The barred becard has a disjunct distribution. Subspecies P. v. costaricensis is the northernmost and has the smallest range of the three. It is found intermittently from the Tilarán Cordillera in Costa Rica's southern Alajuela Province south into western Panama's Chiriquí Province. The nominate subspecies is found in the Serranía del Perijá on the Colombia/Venezuela border and on the eastern slope of the Venezuelan Andes from Lara into Colombia. In Colombia it is found along both slopes of the Eastern Andes, from Norte de Santander Department south in the Central Andes, and south from Valle del Cauca Department in the Western Andes. From Colombia its distribution continues into the Andes of Ecuador, on the western slope to Chimborazo Province and on the eastern slope to Zamora-Chinchipe Province. P. v. meridionalis is found in Peru on the western Andean slope from Ecuador south to Cajamarca Department and on the eastern slope from southern Amazonas Department south to northern Puno Department. It also occurs at scattered locations in northwestern Bolivia.

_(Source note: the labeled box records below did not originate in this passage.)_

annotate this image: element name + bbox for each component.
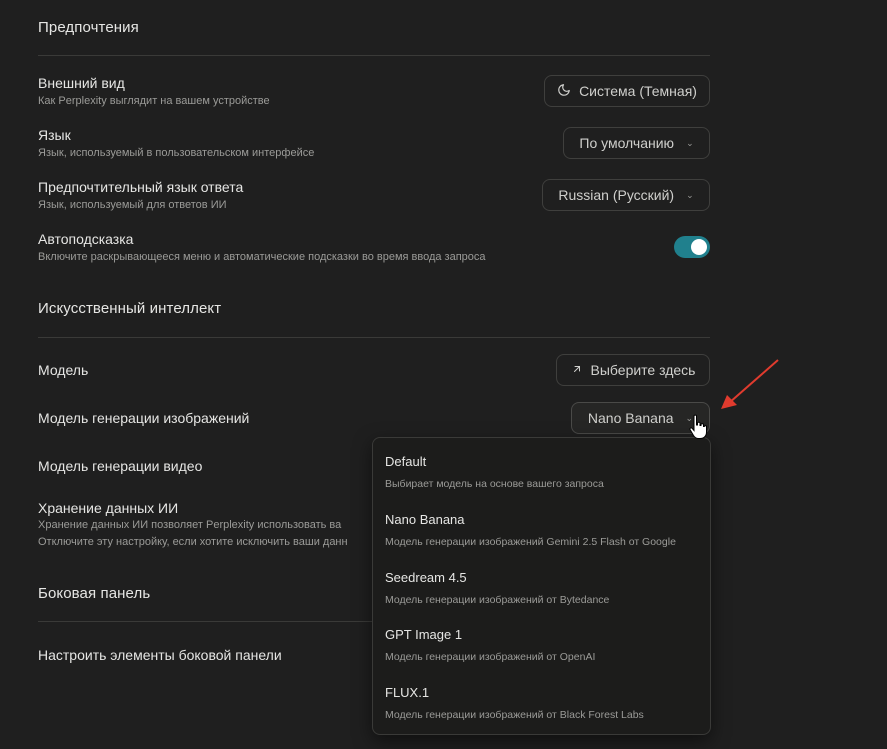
option-desc: Модель генерации изображений Gemini 2.5 … bbox=[385, 536, 676, 548]
response-language-desc: Язык, используемый для ответов ИИ bbox=[38, 199, 227, 211]
response-language-value: Russian (Русский) bbox=[558, 187, 675, 203]
divider bbox=[38, 55, 710, 56]
option-desc: Модель генерации изображений от Bytedanc… bbox=[385, 594, 610, 606]
appearance-title: Внешний вид bbox=[38, 75, 125, 91]
option-title: GPT Image 1 bbox=[385, 627, 463, 642]
language-value: По умолчанию bbox=[579, 135, 675, 151]
image-model-dropdown: Default Выбирает модель на основе вашего… bbox=[372, 437, 711, 735]
option-desc: Модель генерации изображений от Black Fo… bbox=[385, 709, 644, 721]
autosuggest-desc: Включите раскрывающееся меню и автоматич… bbox=[38, 251, 486, 263]
language-select-button[interactable]: По умолчанию ⌄ bbox=[563, 127, 710, 159]
chevron-down-icon: ⌄ bbox=[686, 137, 694, 148]
dropdown-option-seedream[interactable]: Seedream 4.5 Модель генерации изображени… bbox=[385, 570, 705, 620]
arrow-up-right-icon bbox=[571, 362, 583, 378]
choose-model-button[interactable]: Выберите здесь bbox=[556, 354, 710, 386]
model-title: Модель bbox=[38, 362, 89, 378]
ai-section-title: Искусственный интеллект bbox=[38, 300, 222, 317]
option-title: FLUX.1 bbox=[385, 685, 430, 700]
appearance-select-button[interactable]: Система (Темная) bbox=[544, 75, 710, 107]
data-retention-desc-line2: Отключите эту настройку, если хотите иск… bbox=[38, 536, 348, 548]
autosuggest-toggle[interactable] bbox=[674, 236, 710, 258]
preferences-section-title: Предпочтения bbox=[38, 19, 139, 36]
dropdown-option-gpt-image[interactable]: GPT Image 1 Модель генерации изображений… bbox=[385, 627, 705, 677]
customize-sidebar-title: Настроить элементы боковой панели bbox=[38, 647, 282, 663]
language-title: Язык bbox=[38, 127, 71, 143]
data-retention-title: Хранение данных ИИ bbox=[38, 500, 179, 516]
dropdown-option-flux[interactable]: FLUX.1 Модель генерации изображений от B… bbox=[385, 685, 705, 735]
appearance-value: Система (Темная) bbox=[579, 83, 697, 99]
video-model-title: Модель генерации видео bbox=[38, 458, 203, 474]
divider bbox=[38, 337, 710, 338]
language-desc: Язык, используемый в пользовательском ин… bbox=[38, 147, 315, 159]
image-model-title: Модель генерации изображений bbox=[38, 410, 250, 426]
toggle-knob bbox=[691, 239, 707, 255]
red-arrow-annotation bbox=[721, 359, 779, 409]
sidebar-section-title: Боковая панель bbox=[38, 585, 151, 602]
option-title: Seedream 4.5 bbox=[385, 570, 467, 585]
option-title: Nano Banana bbox=[385, 512, 465, 527]
dropdown-option-nano-banana[interactable]: Nano Banana Модель генерации изображений… bbox=[385, 512, 705, 562]
option-desc: Выбирает модель на основе вашего запроса bbox=[385, 478, 604, 490]
chevron-down-icon: ⌄ bbox=[686, 189, 694, 200]
image-model-value: Nano Banana bbox=[587, 410, 674, 426]
autosuggest-title: Автоподсказка bbox=[38, 231, 134, 247]
appearance-desc: Как Perplexity выглядит на вашем устройс… bbox=[38, 95, 270, 107]
option-title: Default bbox=[385, 454, 427, 469]
response-language-title: Предпочтительный язык ответа bbox=[38, 179, 244, 195]
hand-cursor-icon bbox=[689, 414, 707, 439]
data-retention-desc-line1: Хранение данных ИИ позволяет Perplexity … bbox=[38, 519, 342, 531]
response-language-select-button[interactable]: Russian (Русский) ⌄ bbox=[542, 179, 710, 211]
moon-icon bbox=[557, 83, 571, 100]
option-desc: Модель генерации изображений от OpenAI bbox=[385, 651, 596, 663]
dropdown-option-default[interactable]: Default Выбирает модель на основе вашего… bbox=[385, 454, 705, 504]
choose-model-label: Выберите здесь bbox=[590, 362, 696, 378]
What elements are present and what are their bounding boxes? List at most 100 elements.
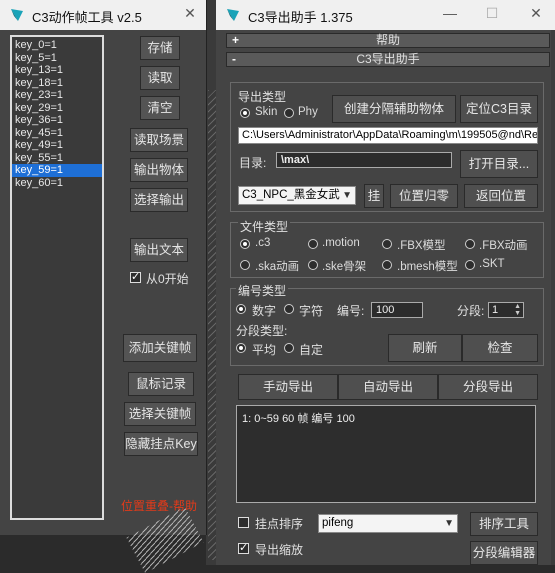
- segment-value: 1: [492, 304, 499, 316]
- read-button[interactable]: 读取: [140, 66, 180, 90]
- locate-c3-dir-button[interactable]: 定位C3目录: [460, 95, 538, 123]
- chevron-down-icon: ▼: [342, 190, 352, 201]
- manual-export-button[interactable]: 手动导出: [238, 374, 338, 400]
- from-zero-label: 从0开始: [146, 272, 189, 286]
- main-rollout-label: C3导出助手: [356, 52, 420, 66]
- average-label: 平均: [252, 343, 277, 357]
- number-field[interactable]: 100: [371, 302, 423, 318]
- export-text-button[interactable]: 输出文本: [130, 238, 188, 262]
- custom-radio[interactable]: [284, 343, 294, 353]
- key-list-item[interactable]: key_23=1: [12, 89, 102, 102]
- digit-label: 数字: [252, 304, 277, 318]
- title-bar: C3动作帧工具 v2.5 ✕: [0, 0, 206, 30]
- char-radio[interactable]: [284, 304, 294, 314]
- sort-tool-button[interactable]: 排序工具: [470, 512, 538, 536]
- number-type-label: 编号类型: [236, 282, 289, 299]
- key-list-item[interactable]: key_55=1: [12, 152, 102, 165]
- app-logo-icon: [11, 9, 23, 21]
- title-bar: C3导出助手 1.375 — ☐ ✕: [216, 0, 555, 30]
- sort-select-value: pifeng: [322, 517, 354, 529]
- create-helper-button[interactable]: 创建分隔辅助物体: [332, 95, 456, 123]
- minimize-icon[interactable]: —: [440, 5, 460, 21]
- npc-select[interactable]: C3_NPC_黑金女武 ▼: [238, 186, 356, 205]
- key-list-item[interactable]: key_36=1: [12, 114, 102, 127]
- file-type-label: 文件类型: [238, 218, 291, 235]
- digit-radio[interactable]: [236, 304, 246, 314]
- file-type-option: .motion: [322, 237, 360, 249]
- key-list-item[interactable]: key_60=1: [12, 177, 102, 190]
- skin-label: Skin: [255, 106, 278, 118]
- help-rollout[interactable]: + 帮助: [226, 33, 550, 48]
- help-rollout-label: 帮助: [375, 33, 400, 47]
- reset-position-button[interactable]: 位置归零: [390, 184, 458, 208]
- main-rollout[interactable]: - C3导出助手: [226, 52, 550, 67]
- number-label: 编号:: [337, 304, 365, 318]
- segment-export-button[interactable]: 分段导出: [438, 374, 538, 400]
- mouse-record-button[interactable]: 鼠标记录: [128, 372, 194, 396]
- scrollbar[interactable]: [551, 30, 555, 565]
- segment-editor-button[interactable]: 分段编辑器: [470, 541, 538, 565]
- key-list-item[interactable]: key_45=1: [12, 127, 102, 140]
- ska-radio[interactable]: [240, 260, 250, 270]
- refresh-button[interactable]: 刷新: [388, 334, 462, 362]
- check-button[interactable]: 检查: [462, 334, 538, 362]
- file-type-option: .c3: [255, 237, 271, 249]
- key-list-item[interactable]: key_49=1: [12, 139, 102, 152]
- average-radio[interactable]: [236, 343, 246, 353]
- select-keyframe-button[interactable]: 选择关键帧: [124, 402, 196, 426]
- skt-radio[interactable]: [465, 260, 475, 270]
- app-logo-icon: [227, 9, 239, 21]
- key-list-item[interactable]: key_59=1: [12, 164, 102, 177]
- key-list-item[interactable]: key_13=1: [12, 64, 102, 77]
- open-dir-button[interactable]: 打开目录...: [460, 150, 538, 178]
- clear-button[interactable]: 清空: [140, 96, 180, 120]
- file-type-option: .ske骨架: [322, 261, 367, 273]
- export-type-label: 导出类型: [238, 90, 287, 104]
- spinner-arrows-icon[interactable]: ▲ ▼: [514, 303, 521, 317]
- close-icon[interactable]: ✕: [526, 5, 546, 22]
- output-textbox[interactable]: 1: 0~59 60 帧 编号 100: [236, 405, 536, 503]
- segment-type-label: 分段类型:: [236, 324, 288, 338]
- hide-hook-key-button[interactable]: 隐藏挂点Key: [124, 432, 198, 456]
- key-list-item[interactable]: key_29=1: [12, 102, 102, 115]
- hook-sort-checkbox[interactable]: [238, 517, 249, 528]
- dir-label: 目录:: [239, 156, 267, 170]
- dir-field[interactable]: \max\: [276, 152, 452, 168]
- file-type-option: .FBX动画: [479, 240, 528, 252]
- key-list-item[interactable]: key_5=1: [12, 52, 102, 65]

The barred becard inhabits a variety of landscapes in the subtropical and lower temperate zones. These include cloudforest, elfin forest, and humid montane woodlands. It is found both in somewhat open forest and in scrubby ravines. In elevation it ranges between 1500 and 2300 m in Costa Rica, between 2000 and 2900 m in Venezuela, between 1500 and 2800 m in Colombia, mostly between 1500 and 2600 m in Ecuador, and mostly between 1500 and 3000 m though locally as low as 1100 m in Peru.

==Behavior==
===Movement===

The barred becard is a year-round resident.

===Feeding===

The barred becard feeds mostly on insects and also includes small fruits in its diet. It forages mostly from the forest's mid-story to the canopy though will go lower at the forest's edge. It forages singly, in pairs, and in family groups and joins for short time mixed-species feeding flocks. They take food while perched, while hopping along branches, with short sallies to grab it, and during brief hovers at the end of a sally.

===Breeding===

The barred becard's breeding season or seasons have not been determined but includes May and June in Costa Rica. Its nest is a globe made from moss, leaves, grass, bark, and lichens with a side entrance. Most have been discovered in fairly open areas such as the forest edge, along rivers, and in pastures. They range between about 3 and 30 m above the ground and are built by both sexes. The clutch is two eggs that are white with darker flecks. The incubation period and time to fledging are not known. Both parents provision nestlings.

===Vocalization===

The barred becard's song has been described as a "rising or rising-falling, accelerating series of thin, high whistles: wur wee WEE-WEE’WEE’WEE-WEE" and its calls as "thin, squeaky wsee notes in a chattered series".

==Status==

The IUCN has assessed the barred becard as being of Least Concern. It has an extremely large range; its estimated population of at least 500,000 mature individuals is believed to be decreasing. No immediate threats have been identified. It is considered "fairly uncommon" in Costa Rica, "uncommon to fairly common" in Venezuela, and "fairly common" in Colombia, Ecuador, and Peru. Their "preference towards disturbed land for nesting could suggest that their population as a whole would have at least some resistance towards the effects of deforestation".